Median of Two Sorted Arrays hard

Problem Statement

There are two sorted arrays nums1 and nums2 of size m and n respectively. Find the median of the two sorted arrays. The overall run time complexity should be O(log (m+n)).

Example 1

nums1 = [1, 3]
nums2 = [2]
The median is 2.0

Example 2

nums1 = [1, 2]
nums2 = [3, 4]
The median is (2 + 3)/2 = 2.5

Steps

The most efficient approach to solve this problem involves a binary search strategy. We can reduce the problem to finding the kth smallest element in the merged sorted array, where k = (m + n + 1) / 2 for the lower median and k = (m + n + 2) / 2 for the upper median. The median is the average of these two values if (m+n) is even.
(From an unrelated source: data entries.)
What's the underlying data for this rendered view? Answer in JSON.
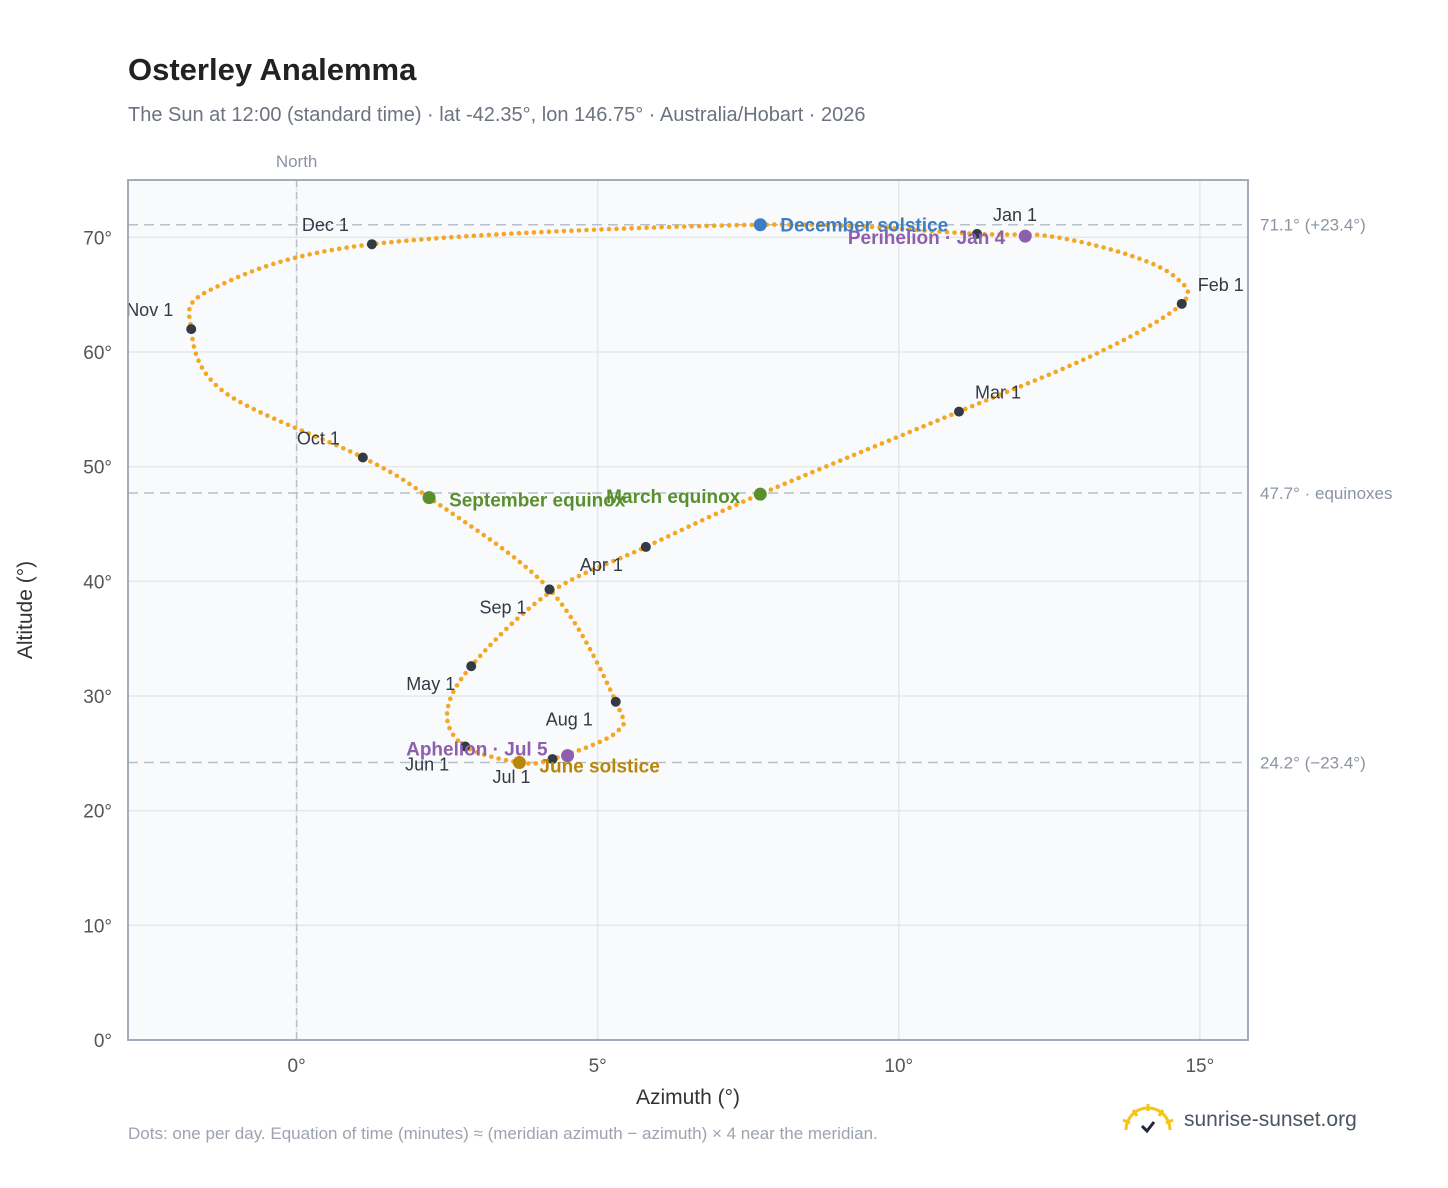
{
  "title": "Osterley Analemma",
  "subtitle": "The Sun at 12:00 (standard time) · lat -42.35°, lon 146.75° · Australia/Hobart · 2026",
  "footnote": "Dots: one per day. Equation of time (minutes) ≈ (meridian azimuth − azimuth) × 4 near the meridian.",
  "brand": {
    "name": "sunrise-sunset.org",
    "icon": "sun-logo-icon"
  },
  "colors": {
    "curve": "#f5a623",
    "month_marker": "#333a44",
    "solstice_dec": "#3b7ec2",
    "solstice_jun": "#b8860b",
    "equinox": "#5a8f2e",
    "apsis": "#8e5fad",
    "grid": "#e5e7eb",
    "reference_line": "#b8c0cb",
    "axis_text": "#555555",
    "frame": "#9aa3b0",
    "plot_bg": "#f8fafc"
  },
  "chart_data": {
    "type": "scatter",
    "xlabel": "Azimuth (°)",
    "ylabel": "Altitude (°)",
    "xlim": [
      -2.8,
      15.8
    ],
    "ylim": [
      0,
      75
    ],
    "xticks": [
      {
        "value": 0,
        "label": "0°"
      },
      {
        "value": 5,
        "label": "5°"
      },
      {
        "value": 10,
        "label": "10°"
      },
      {
        "value": 15,
        "label": "15°"
      }
    ],
    "yticks": [
      {
        "value": 0,
        "label": "0°"
      },
      {
        "value": 10,
        "label": "10°"
      },
      {
        "value": 20,
        "label": "20°"
      },
      {
        "value": 30,
        "label": "30°"
      },
      {
        "value": 40,
        "label": "40°"
      },
      {
        "value": 50,
        "label": "50°"
      },
      {
        "value": 60,
        "label": "60°"
      },
      {
        "value": 70,
        "label": "70°"
      }
    ],
    "grid": true,
    "meridian_line": {
      "x": 0,
      "label": "North"
    },
    "reference_lines": [
      {
        "y": 71.1,
        "label": "71.1° (+23.4°)"
      },
      {
        "y": 47.7,
        "label": "47.7° · equinoxes"
      },
      {
        "y": 24.2,
        "label": "24.2° (−23.4°)"
      }
    ],
    "daily_path": {
      "description_points_per_day": 1,
      "key_points": [
        [
          11.3,
          70.3
        ],
        [
          12.5,
          70.1
        ],
        [
          13.8,
          68.5
        ],
        [
          14.6,
          66.5
        ],
        [
          14.7,
          64.2
        ],
        [
          13.3,
          59.9
        ],
        [
          11.0,
          54.8
        ],
        [
          7.7,
          47.6
        ],
        [
          5.8,
          43.0
        ],
        [
          4.2,
          39.0
        ],
        [
          2.9,
          32.6
        ],
        [
          2.5,
          28.5
        ],
        [
          2.8,
          25.6
        ],
        [
          3.7,
          24.2
        ],
        [
          4.25,
          24.5
        ],
        [
          5.3,
          26.8
        ],
        [
          5.3,
          29.5
        ],
        [
          4.2,
          39.3
        ],
        [
          2.2,
          47.3
        ],
        [
          1.1,
          50.8
        ],
        [
          -1.2,
          56.5
        ],
        [
          -1.75,
          62.0
        ],
        [
          -1.4,
          65.5
        ],
        [
          1.25,
          69.4
        ],
        [
          7.7,
          71.1
        ],
        [
          11.3,
          70.3
        ]
      ]
    },
    "month_markers": [
      {
        "label": "Jan 1",
        "x": 11.3,
        "y": 70.3
      },
      {
        "label": "Feb 1",
        "x": 14.7,
        "y": 64.2
      },
      {
        "label": "Mar 1",
        "x": 11.0,
        "y": 54.8
      },
      {
        "label": "Apr 1",
        "x": 5.8,
        "y": 43.0
      },
      {
        "label": "May 1",
        "x": 2.9,
        "y": 32.6
      },
      {
        "label": "Jun 1",
        "x": 2.8,
        "y": 25.6
      },
      {
        "label": "Jul 1",
        "x": 4.25,
        "y": 24.5
      },
      {
        "label": "Aug 1",
        "x": 5.3,
        "y": 29.5
      },
      {
        "label": "Sep 1",
        "x": 4.2,
        "y": 39.3
      },
      {
        "label": "Oct 1",
        "x": 1.1,
        "y": 50.8
      },
      {
        "label": "Nov 1",
        "x": -1.75,
        "y": 62.0
      },
      {
        "label": "Dec 1",
        "x": 1.25,
        "y": 69.4
      }
    ],
    "events": [
      {
        "label": "December solstice",
        "x": 7.7,
        "y": 71.1,
        "kind": "solstice_dec"
      },
      {
        "label": "June solstice",
        "x": 3.7,
        "y": 24.2,
        "kind": "solstice_jun"
      },
      {
        "label": "March equinox",
        "x": 7.7,
        "y": 47.6,
        "kind": "equinox"
      },
      {
        "label": "September equinox",
        "x": 2.2,
        "y": 47.3,
        "kind": "equinox"
      },
      {
        "label": "Perihelion · Jan 4",
        "x": 12.1,
        "y": 70.1,
        "kind": "apsis"
      },
      {
        "label": "Aphelion · Jul 5",
        "x": 4.5,
        "y": 24.8,
        "kind": "apsis"
      }
    ]
  }
}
Here's a breakdown of the binary search approach:

  1. Partitioning: We partition the shorter array (let's assume it's nums1) into two parts: nums1[0...i-1] and nums1[i...m-1]. The goal is to find the optimal i such that the kth smallest element is found efficiently.

  2. Binary Search: We perform a binary search on i (0 to m). For a given i, we can determine j such that the number of elements in nums1[0...i-1] and nums2[0...j-1] combined is equal to k-1. (This ensures we have k elements in total when we consider the next element)
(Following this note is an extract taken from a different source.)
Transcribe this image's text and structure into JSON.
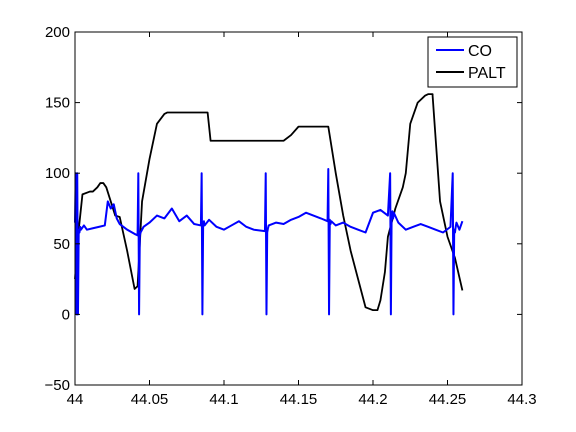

  3. Condition Check: We compare nums1[i-1] and nums2[j-1] (if i or j is 0 we consider -infinity).

    • If nums1[i-1] <= nums2[j-1], then the kth smallest element must be in nums1[i...m-1] or nums2[0...j-1]. We adjust our search space accordingly.
    • If nums1[i-1] > nums2[j-1], then the kth smallest element must be in nums1[0...i-1] or nums2[j...n-1]. We adjust our search space accordingly.
  4. Termination: The binary search terminates when we find the correct i and j such that nums1[i-1] <= nums2[j] and nums2[j-1] <= nums1[i] (handling edge cases of i or j being 0). In this case, max(nums1[i-1], nums2[j-1]) will be the kth smallest element.

Explanation

The binary search approach cleverly avoids explicitly merging the two arrays. By focusing on finding the kth smallest element using partitioning, it achieves the desired logarithmic time complexity. The key is efficiently determining how to adjust the search space based on the comparison between elements from the partitions of nums1 and nums2.

Code

#include <iostream>
#include <vector>
#include <algorithm>

using namespace std;

double findMedianSortedArrays(vector<int>& nums1, vector<int>& nums2) {
    int m = nums1.size();
    int n = nums2.size();

    if (m > n) {
        swap(nums1, nums2);
        swap(m, n);
    }

    int k = (m + n + 1) / 2;
    int left = 0, right = m;

    while (left <= right) {
        int i = left + (right - left) / 2;
        int j = k - i;

        int nums1_left = (i == 0) ? INT_MIN : nums1[i - 1];
        int nums2_left = (j == 0) ? INT_MIN : nums2[j - 1];
        int nums1_right = (i == m) ? INT_MAX : nums1[i];
        int nums2_right = (j == n) ? INT_MAX : nums2[j];

        if (nums1_left <= nums2_right && nums2_left <= nums1_right) {
            if ((m + n) % 2 == 0) {
                return (double)(max(nums1_left, nums2_left) + min(nums1_right, nums2_right)) / 2;
            } else {
                return (double)max(nums1_left, nums2_left);
            }
        } else if (nums1_left > nums2_right) {
            right = i - 1;
        } else {
            left = i + 1;
        }
    }
    return 0; //Should never reach here.
}

int main() {
    vector<int> nums1 = {1, 3};
    vector<int> nums2 = {2};
    cout << findMedianSortedArrays(nums1, nums2) << endl; // Output: 2

    vector<int> nums3 = {1, 2};
    vector<int> nums4 = {3, 4};
    cout << findMedianSortedArrays(nums3, nums4) << endl; // Output: 2.5

    return 0;
}

Complexity

  • Time Complexity: O(log(min(m, n))), due to the binary search on the shorter array.
  • Space Complexity: O(1), as we are using only a constant amount of extra space.